Он не забыл. Разве можно забыть такое?
Затаив дыхание, Крестинин рассматривал императрицу.
Анна Иоанновна удобно сидела в высоком золоченном кресле.
Ее голова и круглое плечо, облеченное мягким шелком, красиво отражались в высоком зеркале, по раме которого вились нагие купидоны. Перед зеркалом стоял туалетный столик нахтиш, другой мебели в кабинете не было. Играя махальцем, ласковым веером из тонкого шелка на костяных пластинках, императрица ласково взглядывала на Крестинина. Полные розоватые ноги покоились на специальной подушке, брошенной перед креслом. Страшная карлица, ревниво косясь на Крестинина, сидела у ног императрицы и нежно поглаживала их круглыми большими ладонями. Из-за неплотно прикрытых двустворчатых высоких дверей доносился негромкий распев. Этот распев нисколько не мешал беседе, но Крестинин втайне дивился: почему рядом поют девки?… Даже решил: такое может быть только с высочайшего на то соизволения…
Окно в кабинете было закрыто.
— Вот как сильно надымили из труб, — утомленно, даже с некоторым унынием в голосе пожаловалась императрица страшной карлице. Та быстро и согласно кивнула:
— А и правда, сильно. А и правда, надымили. А в Москве-то как теперь, матушка? Там еще дымней. И дождей нет, сухо. Вылетит из трубы искра, считай, нет Москвы.
— Молчи, дура, — приказала императрица. — Страсти говоришь! — И повернула набеленное рябоватое лицо к Крестинину: — Говорите, кавалер, говорите.

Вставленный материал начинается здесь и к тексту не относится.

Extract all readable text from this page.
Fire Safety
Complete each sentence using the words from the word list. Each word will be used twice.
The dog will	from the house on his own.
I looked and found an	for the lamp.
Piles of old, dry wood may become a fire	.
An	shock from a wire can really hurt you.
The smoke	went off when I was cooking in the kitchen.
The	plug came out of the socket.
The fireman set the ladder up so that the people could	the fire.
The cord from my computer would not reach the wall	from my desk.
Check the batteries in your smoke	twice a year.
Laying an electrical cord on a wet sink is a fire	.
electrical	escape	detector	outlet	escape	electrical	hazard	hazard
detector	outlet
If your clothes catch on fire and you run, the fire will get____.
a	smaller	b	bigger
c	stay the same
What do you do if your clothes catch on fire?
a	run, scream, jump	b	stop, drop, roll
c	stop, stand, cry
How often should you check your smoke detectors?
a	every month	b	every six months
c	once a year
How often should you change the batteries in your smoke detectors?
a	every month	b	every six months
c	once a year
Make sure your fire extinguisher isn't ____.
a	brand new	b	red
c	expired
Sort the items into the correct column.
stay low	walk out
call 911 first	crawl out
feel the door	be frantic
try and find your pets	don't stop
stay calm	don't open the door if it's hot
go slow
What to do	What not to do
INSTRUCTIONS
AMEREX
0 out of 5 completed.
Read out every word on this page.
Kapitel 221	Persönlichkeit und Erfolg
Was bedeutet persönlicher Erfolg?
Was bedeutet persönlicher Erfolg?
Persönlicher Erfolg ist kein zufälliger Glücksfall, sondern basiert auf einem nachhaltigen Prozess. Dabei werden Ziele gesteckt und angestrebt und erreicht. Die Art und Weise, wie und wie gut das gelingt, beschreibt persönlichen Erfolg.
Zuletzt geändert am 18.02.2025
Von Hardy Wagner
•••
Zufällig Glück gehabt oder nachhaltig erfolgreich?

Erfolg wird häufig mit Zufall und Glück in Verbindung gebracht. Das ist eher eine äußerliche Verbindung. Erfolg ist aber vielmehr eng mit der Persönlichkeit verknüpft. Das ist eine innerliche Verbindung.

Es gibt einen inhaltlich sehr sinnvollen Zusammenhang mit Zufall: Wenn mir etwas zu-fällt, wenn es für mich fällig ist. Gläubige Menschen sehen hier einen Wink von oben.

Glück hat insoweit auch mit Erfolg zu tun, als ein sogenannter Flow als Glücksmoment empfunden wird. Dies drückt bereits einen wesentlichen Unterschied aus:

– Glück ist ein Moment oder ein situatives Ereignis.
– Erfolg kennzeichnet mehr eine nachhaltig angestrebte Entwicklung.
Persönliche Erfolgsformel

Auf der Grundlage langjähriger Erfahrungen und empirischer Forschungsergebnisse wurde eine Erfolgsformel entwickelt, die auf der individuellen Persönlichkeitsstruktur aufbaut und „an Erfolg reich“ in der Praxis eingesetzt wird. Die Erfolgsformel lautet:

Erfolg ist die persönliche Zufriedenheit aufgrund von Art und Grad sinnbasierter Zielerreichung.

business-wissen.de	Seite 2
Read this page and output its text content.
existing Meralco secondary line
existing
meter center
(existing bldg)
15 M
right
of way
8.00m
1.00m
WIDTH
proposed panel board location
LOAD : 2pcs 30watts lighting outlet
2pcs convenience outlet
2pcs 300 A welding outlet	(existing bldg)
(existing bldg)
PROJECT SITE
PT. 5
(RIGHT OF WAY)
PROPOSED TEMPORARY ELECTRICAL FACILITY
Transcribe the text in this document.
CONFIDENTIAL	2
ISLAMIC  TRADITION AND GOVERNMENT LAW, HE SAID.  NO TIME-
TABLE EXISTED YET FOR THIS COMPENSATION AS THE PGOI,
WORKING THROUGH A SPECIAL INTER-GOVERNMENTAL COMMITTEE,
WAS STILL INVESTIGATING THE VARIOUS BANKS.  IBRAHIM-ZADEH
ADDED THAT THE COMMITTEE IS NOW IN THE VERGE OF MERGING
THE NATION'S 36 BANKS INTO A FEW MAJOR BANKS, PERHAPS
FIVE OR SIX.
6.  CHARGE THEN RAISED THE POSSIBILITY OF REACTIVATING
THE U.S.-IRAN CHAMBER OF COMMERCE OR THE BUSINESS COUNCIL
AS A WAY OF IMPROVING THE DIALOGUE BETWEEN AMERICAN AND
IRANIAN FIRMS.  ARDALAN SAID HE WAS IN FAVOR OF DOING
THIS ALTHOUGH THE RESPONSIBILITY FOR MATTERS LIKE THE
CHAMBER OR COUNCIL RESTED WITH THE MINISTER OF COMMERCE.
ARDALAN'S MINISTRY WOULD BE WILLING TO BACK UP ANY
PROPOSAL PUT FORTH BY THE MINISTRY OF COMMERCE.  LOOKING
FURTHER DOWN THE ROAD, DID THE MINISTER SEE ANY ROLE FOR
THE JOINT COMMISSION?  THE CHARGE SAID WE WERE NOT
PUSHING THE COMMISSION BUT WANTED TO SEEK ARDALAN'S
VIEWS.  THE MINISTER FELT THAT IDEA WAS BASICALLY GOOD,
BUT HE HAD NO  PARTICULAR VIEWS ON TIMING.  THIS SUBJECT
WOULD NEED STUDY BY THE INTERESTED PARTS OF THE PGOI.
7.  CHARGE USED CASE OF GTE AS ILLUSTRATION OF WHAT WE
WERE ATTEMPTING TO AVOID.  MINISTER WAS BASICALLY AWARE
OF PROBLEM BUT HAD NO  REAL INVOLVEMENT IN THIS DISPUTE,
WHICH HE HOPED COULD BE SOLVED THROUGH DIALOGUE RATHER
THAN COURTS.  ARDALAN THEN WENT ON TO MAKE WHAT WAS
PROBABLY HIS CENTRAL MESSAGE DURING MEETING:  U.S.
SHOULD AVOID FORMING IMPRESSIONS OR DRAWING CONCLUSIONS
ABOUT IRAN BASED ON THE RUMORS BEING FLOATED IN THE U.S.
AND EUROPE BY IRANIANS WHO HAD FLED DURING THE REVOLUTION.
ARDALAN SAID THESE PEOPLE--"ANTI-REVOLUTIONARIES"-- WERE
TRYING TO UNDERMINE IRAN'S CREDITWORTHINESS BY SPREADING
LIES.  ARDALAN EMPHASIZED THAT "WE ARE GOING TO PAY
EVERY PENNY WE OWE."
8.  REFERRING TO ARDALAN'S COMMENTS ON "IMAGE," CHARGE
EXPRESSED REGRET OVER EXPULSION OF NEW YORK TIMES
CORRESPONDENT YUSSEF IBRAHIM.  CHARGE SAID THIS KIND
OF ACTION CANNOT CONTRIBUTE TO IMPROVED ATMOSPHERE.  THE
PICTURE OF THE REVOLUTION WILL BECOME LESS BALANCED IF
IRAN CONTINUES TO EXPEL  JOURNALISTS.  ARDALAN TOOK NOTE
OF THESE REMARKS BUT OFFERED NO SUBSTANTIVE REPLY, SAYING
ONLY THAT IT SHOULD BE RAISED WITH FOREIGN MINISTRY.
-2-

— Да, матушка государыня! — взмолился Крестинин. — Не утомил ли я вас?
— Сама знак подам, — Анна Иоанновна милостиво улыбнулась. Кудрявая, несколько обиженная оспой, но удачно прячущая обиду под ровным слоем румян и белил, императрица и в некотором утомлении оставалась величавой. — Кто ваши родители, кавалер? — спросила. — Есть ли у вас братья и сестры?
Простые вопросы, простые ответы.
Ответив на очередной вопрос, Крестинин как бы незаметно, как бы по случаю вновь и вновь переходил к рассказу об островах. Оказывается, клочки земель, разбросанные по самому окраинному восточному морю где-то за пределами всякой видимости, все-таки волновали императрицу.
Или она делала вид.
Граф
Время от времени в залу, взвизгивая и ссорясь, врывались шутихи-трещетки, глупые шуты. Пытались шумно бегать по зале, кричали, устраивали кучу-малу. Императрица досадливо махала рукой, и это тоже настораживало умного вице-канцлера.
Уж как пал туман на сине море, а злодейка-тоска в ретиво сердце…Не сходить туману с синя моря, уж не выйти кручине из сердца вон…Прислушиваясь к девкам, чьи голоса негромко, но пробивались сквозь неплотно прикрытые двустворчатые двери кабинета, императрица Анна Иоанновна мягко улыбнулась. Искусственный румянец яростно пылал на дородном, набеленном, более мужском, чем женском, лице. Она внимательно разглядывала Крестинина. Высокий, худой, с лицом довольно приятным, секретный дьяк вдруг напомнил ей герцога курляндского Фридриха Вильгельма, так неожиданно умершего после собственной свадьбы, оставив ее печальной вдовой. Это случилось давно, еще в семьсот одиннадцатом году, да и умер Фридрих Вильгельм от опоя, но почему-то запомнила она Фридриха Вильгельма вот таким — высоким, худым, с лицом довольно приятным, но менее собранным, чем у секретного дьяка. К сожалению, собранность Фридриха Вильгельма вообще не оказалась правдой — герцогу курляндскому ни на что не хватило воли…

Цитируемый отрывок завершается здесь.